Center to focus on causes of autism
Archived article from Nov 30, 2001
By Steve Manas
The National Institute of Environmental Health Sciences and the U.S. Environmental Protection Agency (EPA) have awarded the Environmental and Occupational Health Sciences Institute (EOHSI) a $5 million, five-year grant to establish a new Center for Childhood Neurotoxicology and Exposure Assessment. The overarching work of researchers will be to determine the influence of environmental exposures to neurotoxicants on child neurological health and development.
The announcement was made Nov. 16 by EPA Administrator Christine Todd Whitman at EOHSI.
"I am pleased to have the chance to be here today because it indicates the importance of protecting and caring for our children all year long and well into the future," Whitman said. "This center - along with 11 others around the country - will continue to perform and apply research that can help shed light on the links between the environment and the health of our children."

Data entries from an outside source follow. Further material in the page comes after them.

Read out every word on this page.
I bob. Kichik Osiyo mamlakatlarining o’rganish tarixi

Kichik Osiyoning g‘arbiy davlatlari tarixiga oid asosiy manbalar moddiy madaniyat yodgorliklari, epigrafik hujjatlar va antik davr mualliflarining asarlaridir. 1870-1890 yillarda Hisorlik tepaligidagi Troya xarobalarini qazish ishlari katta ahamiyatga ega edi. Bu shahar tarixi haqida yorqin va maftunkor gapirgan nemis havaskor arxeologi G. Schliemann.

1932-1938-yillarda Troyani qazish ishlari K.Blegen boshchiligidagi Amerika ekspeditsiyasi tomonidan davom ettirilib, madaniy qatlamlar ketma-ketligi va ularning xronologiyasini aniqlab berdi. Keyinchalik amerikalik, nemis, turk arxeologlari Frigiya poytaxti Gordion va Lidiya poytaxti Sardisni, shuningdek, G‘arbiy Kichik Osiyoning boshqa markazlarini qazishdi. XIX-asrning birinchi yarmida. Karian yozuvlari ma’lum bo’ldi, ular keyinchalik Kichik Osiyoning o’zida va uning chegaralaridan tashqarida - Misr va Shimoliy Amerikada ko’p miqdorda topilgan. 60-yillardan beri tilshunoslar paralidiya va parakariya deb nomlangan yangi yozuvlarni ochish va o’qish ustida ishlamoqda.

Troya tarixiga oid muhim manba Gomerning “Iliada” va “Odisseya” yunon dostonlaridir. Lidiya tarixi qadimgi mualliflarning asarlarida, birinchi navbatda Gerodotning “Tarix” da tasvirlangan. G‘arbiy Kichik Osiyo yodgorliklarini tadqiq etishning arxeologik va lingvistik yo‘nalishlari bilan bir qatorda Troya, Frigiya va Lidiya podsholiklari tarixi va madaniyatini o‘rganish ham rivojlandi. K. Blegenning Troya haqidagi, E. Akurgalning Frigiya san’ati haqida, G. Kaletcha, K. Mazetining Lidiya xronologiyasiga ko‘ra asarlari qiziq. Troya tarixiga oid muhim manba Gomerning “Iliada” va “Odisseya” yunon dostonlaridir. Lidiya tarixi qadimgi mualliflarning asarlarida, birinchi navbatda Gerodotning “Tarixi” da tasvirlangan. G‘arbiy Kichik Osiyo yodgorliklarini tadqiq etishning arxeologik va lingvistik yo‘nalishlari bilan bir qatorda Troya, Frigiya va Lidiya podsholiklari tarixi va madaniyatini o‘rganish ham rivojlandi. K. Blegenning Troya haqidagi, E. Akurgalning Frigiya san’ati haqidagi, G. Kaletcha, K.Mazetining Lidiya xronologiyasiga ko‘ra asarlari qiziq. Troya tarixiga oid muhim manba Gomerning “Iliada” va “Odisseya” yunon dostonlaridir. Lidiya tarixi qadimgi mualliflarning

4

Autism and related disabilities will be the center's focus, according to George Lambert, its director. Autism is a lifelong disability, usually diagnosed in the first three years of life, that affects normal development and results in difficulties with behavior, social interaction and communications skills. The condition knows no racial, ethnic or social boundaries, but is four to five times more prevalent in males than in females.
Autism occurs in an estimated one in 500 individuals; some preliminary studies suggest that it may occur as often as one in every 150.
"The mission of the center is to improve environmental and public health of children through research, assessment, treatment and outreach," Lambert, a pediatric toxicologist, said. "Our objectives are to understand, detect, prevent and solve environmental health problems as they relate to children.
"We hope to fulfill these by promoting and supporting interdisciplinary research, working with community advocacy groups, including The New Jersey Center for Outreach and Services for the Autism Community Inc., the Douglass Developmental Disabilities Center and the Eden Institute, and distributing results to the public through publications, conferences and community outreach."
The center comprises three main project areas. The Basic Sciences Project will examine facets of brain development, beginning with nerve cell formation and growth, and proceeding to overall behavior of the organism. The Clinical Sciences Project will draw on interaction with community groups to explore links between environmental chemicals that may alter brain function and regional brain growth. The Exposure Assessment and Intervention Project, led by Paul Lioy, associate director of EOHSI, will characterize the personal, residential and general community of exposure of children.
EOHSI is a joint program of Rutgers and the University of Medicine and Dentistry of New Jersey--Robert Wood Johnson Medical School.